I think I actually wrapped up one of my recs with “Just read the book already!” or something like that. Probably not my most brilliant thought. Sometimes I get frustrated trying to encapsulate a book that is just SO excellent, and I just want to grab the customer and thrust the book at them.
Thanks, Amanda. I agree that the what of a book is usually much less important than the how. How does the author say what she has to say? How does the book make you feel when you read it?

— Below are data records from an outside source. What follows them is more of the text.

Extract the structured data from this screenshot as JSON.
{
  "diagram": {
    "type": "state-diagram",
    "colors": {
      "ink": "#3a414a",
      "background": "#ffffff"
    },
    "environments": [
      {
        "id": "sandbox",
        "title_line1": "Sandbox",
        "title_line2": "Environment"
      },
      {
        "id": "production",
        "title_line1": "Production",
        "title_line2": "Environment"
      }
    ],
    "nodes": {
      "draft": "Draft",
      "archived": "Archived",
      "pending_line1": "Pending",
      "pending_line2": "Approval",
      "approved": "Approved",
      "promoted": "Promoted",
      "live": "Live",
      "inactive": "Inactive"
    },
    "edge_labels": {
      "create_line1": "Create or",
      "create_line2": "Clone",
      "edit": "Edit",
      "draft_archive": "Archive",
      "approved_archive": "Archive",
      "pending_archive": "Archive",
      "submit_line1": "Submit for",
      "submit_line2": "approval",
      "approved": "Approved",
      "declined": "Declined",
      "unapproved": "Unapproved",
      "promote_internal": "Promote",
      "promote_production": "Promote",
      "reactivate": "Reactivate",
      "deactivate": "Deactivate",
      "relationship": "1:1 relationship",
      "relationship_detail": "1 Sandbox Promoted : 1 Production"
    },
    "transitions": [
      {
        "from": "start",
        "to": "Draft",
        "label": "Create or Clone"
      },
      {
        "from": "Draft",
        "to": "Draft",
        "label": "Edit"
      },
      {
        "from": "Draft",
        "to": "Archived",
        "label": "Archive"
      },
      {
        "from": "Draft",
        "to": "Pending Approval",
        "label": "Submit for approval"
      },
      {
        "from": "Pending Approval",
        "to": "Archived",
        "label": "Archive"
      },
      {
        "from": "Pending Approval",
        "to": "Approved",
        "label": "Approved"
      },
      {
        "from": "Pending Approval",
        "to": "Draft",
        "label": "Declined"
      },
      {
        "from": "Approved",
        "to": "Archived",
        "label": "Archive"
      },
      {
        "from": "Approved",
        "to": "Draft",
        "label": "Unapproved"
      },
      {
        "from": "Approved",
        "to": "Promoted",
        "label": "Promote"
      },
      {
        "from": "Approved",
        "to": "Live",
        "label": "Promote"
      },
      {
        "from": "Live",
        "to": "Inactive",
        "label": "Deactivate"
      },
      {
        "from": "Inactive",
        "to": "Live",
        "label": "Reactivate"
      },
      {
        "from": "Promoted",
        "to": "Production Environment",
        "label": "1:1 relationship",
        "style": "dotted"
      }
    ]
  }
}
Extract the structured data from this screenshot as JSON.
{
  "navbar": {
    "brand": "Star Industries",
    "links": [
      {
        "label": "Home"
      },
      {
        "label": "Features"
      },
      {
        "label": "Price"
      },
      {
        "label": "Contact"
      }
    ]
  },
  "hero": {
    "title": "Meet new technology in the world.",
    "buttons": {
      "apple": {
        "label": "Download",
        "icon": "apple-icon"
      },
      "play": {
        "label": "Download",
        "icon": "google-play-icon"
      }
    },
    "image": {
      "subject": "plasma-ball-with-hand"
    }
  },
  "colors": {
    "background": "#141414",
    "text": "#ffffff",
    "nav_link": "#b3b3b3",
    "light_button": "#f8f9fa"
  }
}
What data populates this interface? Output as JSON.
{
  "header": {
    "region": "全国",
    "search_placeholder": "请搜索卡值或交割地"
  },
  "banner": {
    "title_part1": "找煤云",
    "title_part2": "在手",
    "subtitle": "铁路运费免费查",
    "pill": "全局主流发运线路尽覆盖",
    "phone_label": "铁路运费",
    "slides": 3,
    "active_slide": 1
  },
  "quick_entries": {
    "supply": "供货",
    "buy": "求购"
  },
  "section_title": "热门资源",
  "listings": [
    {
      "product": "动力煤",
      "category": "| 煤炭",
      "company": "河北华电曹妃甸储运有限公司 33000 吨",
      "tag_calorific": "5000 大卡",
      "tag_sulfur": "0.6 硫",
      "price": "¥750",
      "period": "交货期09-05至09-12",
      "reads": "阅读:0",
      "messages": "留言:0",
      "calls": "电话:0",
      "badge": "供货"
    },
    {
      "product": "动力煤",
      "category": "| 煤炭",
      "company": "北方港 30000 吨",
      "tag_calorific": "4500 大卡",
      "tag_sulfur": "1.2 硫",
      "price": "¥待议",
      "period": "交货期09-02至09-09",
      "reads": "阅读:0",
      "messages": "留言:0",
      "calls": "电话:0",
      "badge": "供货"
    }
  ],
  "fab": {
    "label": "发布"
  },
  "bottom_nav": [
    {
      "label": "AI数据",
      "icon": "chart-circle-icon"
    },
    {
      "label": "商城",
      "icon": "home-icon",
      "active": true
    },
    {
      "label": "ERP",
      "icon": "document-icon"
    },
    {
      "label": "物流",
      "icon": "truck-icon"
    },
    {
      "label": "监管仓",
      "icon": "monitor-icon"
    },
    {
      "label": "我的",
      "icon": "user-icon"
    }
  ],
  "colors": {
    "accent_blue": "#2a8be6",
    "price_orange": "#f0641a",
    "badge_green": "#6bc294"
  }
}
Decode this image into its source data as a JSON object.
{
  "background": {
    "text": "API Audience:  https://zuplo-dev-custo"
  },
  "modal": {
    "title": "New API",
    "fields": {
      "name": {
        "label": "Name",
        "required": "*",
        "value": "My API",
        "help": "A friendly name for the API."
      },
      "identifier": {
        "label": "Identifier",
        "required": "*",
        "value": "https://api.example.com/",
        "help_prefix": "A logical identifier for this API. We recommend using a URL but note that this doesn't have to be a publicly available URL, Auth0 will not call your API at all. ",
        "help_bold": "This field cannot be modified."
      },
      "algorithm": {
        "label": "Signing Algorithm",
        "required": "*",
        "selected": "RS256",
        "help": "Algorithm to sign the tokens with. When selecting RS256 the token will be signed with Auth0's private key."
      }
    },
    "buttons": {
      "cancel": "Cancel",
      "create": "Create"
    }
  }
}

Shelf talkers aren’t academic criticism or even book reviews, really, so I think “I loved this!” is a perfectly appropriate recommendation.
Hi James,
Thanks for your kind comments about the Abelard & Heloise shelf talker, which I had the pleasure of writing for Mercer Street Books.
If I had to give one piece of advice about how to write shelf talkers, it’s this: Address the main thing that’s preventing the most likely customers from wanting to read the book.
First, who’s the person finding or rediscovering the book? Absent the card, what would be that person’s main misconception?
In the case of A&H, if you just picked it up and read the back cover, you’d see “tragic love affair” and “medieval romance” and all that. Here, the main barrier to purchase is the presumption that a historical work about a monk and a nun has nothing to say to someone living in the contemporary world. The shelf talker puts the story into familiar terms.
Don’t repeat what the back cover says, or say that you like or even why you like it. Instead, focus on what’s keeping someone from buying it, and overcome that objection somehow.
So, for example, if I were doing a shelf talker for “War and Peace,” I’d lay off the genius of Tolstoy and all that and instead promise the reader that the thousand-plus pages (i.e., the potential buyer’s main objection) will fly by, and that you’ll probably finish way before your beard reaches Tolstoyan dimensions.
Still, there’s no exact formula, I’ve done other shelf talkers that look nothing like this. It’s like writing jokes, where the punchline is “buy the book.”
Ivan
Ivan, that’s an excellent seminar on writing shelf talkers. Couldn’t have said it better (or shorter) myself.